Essa situação, afirma Lima, é assegurada por uma legislação assimétrica em relação a outros serviços públicos, completamente desatualizada, não-regulamentada, pois não cumpre o que prevê a Constituição, além de ser omissa em relação ao controle das propriedades cruzadas dos meios. “É uma legislação que vai na contramão da tendência das políticas de comunicação em democracias consolidades. E há um agravante: o papel que o Judiciário brasileiro tem desempenhado ratifica estas distorções, como a ausência do direito de resposta”.

De acordo com Lima, este quadro gera a corrupção da opinião pública. “Não há como a maioria das vozes, plurais e diversificadas, terem acesso ao debate público. A democracia se fragiliza no que tem de mais fundamental: a liberdade de expressão”, sintetiza.

Para expressar a liberdade

Bertotti, em nome da campanha Para Expressar a Liberdade, destacou o anseio do movimento de que, na próxima ocasião, Frank La Rue venha em uma visita oficial, para dar suas impressões e contribuir ainda mais com a luta pela democratização da comunicação no país. Ela também afirma que as leituras compartilhadas no debate são muito similares às leituras feitas e documentadas pelo FNDC há 20 anos.

“Vivemos um período diferente no Brasil, um período de avanços no campo social e econômico. Mas sem avanços no campo da liberdade de expressão, infelizmente. Por isso, é ainda mais importante a visita do Frank La Rue”, diz. Bertotti ainda chama a atenção para a situação precária das rádios comunitárias, que não desfrutam do direito pleno à liberdade de expressão.

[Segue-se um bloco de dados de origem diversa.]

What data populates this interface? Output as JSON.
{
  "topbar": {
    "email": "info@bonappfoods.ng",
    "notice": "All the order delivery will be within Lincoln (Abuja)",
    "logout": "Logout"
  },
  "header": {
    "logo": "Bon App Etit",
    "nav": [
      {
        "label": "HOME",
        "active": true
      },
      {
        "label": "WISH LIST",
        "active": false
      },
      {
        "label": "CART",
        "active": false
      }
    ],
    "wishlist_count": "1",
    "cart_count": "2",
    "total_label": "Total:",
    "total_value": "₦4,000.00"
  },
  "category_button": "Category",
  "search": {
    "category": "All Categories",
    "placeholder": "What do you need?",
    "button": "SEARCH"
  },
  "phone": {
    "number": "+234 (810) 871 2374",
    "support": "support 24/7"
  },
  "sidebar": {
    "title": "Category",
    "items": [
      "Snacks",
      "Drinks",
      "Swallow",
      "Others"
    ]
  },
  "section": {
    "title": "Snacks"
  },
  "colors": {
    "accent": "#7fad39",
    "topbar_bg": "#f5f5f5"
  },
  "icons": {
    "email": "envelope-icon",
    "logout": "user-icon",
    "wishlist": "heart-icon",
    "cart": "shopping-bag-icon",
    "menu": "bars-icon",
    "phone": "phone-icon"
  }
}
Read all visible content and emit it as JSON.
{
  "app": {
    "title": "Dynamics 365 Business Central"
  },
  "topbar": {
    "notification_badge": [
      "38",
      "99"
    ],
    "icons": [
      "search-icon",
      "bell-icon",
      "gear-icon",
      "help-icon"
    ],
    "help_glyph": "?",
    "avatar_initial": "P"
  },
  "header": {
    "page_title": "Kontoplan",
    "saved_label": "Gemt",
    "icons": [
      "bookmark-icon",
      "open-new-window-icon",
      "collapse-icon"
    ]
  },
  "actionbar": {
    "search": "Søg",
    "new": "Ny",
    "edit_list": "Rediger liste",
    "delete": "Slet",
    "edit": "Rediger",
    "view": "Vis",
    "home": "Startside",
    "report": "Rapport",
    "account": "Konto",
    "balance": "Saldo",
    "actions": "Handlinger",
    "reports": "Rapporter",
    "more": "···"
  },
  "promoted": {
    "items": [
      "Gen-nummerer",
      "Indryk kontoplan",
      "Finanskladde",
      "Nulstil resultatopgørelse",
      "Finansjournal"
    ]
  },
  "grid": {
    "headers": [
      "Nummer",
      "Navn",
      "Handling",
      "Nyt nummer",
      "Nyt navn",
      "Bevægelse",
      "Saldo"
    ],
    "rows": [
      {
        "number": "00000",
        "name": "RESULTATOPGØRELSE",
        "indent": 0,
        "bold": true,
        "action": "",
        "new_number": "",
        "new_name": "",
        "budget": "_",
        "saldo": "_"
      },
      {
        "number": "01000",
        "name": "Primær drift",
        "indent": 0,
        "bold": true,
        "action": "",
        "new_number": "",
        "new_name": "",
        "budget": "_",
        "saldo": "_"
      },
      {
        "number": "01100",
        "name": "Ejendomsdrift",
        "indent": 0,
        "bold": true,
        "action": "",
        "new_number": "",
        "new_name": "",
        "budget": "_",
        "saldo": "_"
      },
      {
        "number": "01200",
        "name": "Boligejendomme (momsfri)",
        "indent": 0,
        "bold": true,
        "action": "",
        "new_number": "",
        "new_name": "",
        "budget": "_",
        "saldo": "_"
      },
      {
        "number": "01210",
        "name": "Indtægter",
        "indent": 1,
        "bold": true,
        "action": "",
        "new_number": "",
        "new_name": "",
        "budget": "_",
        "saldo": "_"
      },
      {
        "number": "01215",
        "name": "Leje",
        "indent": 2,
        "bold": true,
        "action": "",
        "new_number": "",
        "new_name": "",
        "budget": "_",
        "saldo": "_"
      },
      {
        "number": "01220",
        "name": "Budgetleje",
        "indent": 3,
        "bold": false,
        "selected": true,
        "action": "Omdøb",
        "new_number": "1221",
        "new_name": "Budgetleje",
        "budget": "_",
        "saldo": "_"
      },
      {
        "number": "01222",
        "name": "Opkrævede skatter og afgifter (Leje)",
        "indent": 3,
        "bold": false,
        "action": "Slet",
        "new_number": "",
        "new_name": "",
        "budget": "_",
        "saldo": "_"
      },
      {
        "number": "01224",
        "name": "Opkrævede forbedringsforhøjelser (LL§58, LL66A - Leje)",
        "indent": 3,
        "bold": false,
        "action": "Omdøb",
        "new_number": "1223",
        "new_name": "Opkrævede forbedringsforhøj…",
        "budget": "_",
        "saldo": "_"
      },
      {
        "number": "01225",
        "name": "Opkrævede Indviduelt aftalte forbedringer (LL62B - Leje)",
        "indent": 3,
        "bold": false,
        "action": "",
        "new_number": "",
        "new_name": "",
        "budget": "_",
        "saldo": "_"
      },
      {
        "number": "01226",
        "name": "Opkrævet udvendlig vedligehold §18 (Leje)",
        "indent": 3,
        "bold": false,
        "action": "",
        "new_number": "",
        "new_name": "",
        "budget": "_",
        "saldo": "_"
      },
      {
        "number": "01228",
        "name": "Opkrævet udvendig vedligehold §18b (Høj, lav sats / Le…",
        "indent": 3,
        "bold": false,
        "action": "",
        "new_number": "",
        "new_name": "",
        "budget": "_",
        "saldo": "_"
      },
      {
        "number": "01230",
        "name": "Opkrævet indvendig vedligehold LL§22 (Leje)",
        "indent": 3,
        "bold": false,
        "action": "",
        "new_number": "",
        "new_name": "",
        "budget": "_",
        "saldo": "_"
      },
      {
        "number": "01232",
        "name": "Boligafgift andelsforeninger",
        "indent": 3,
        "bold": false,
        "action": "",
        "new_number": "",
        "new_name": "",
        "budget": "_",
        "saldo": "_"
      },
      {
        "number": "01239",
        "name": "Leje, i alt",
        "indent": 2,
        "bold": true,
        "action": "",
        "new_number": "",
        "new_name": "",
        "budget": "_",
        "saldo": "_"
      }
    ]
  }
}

“Defendemos um processo de consulta pública, construído coletivamente, mas o Ministério das Comunicações se nega a levá-lo a cabo. Não fazemos esse debate para fechar os grandes veículos; queremos apenas ter acesso aos meios. Que os movimentos sociais não sejam inviabilizados e invisibilizados como são hoje”, argumenta. “A presidente Dilma precisa assumir a vontade política necesária para fazer essa mudança. A comunicação é um direito e é papel do Estado garanti-lo”.

A visita de Frank La Rue, a convite da campanha Para Expressar a Liberdade, também contou com debate na Universidade de Brasília (UnB) e reuniões com a Secretaria de Direitos Humanos e o Ministério das Comunicações, na quarta-feira (12). Além disso, La Rue também se encontrou com entidades da sociedade civil na manhã de quinta-feira (13), em São Paulo. Na sexta-feira (14), o relator vai ao Rio de Janeiro.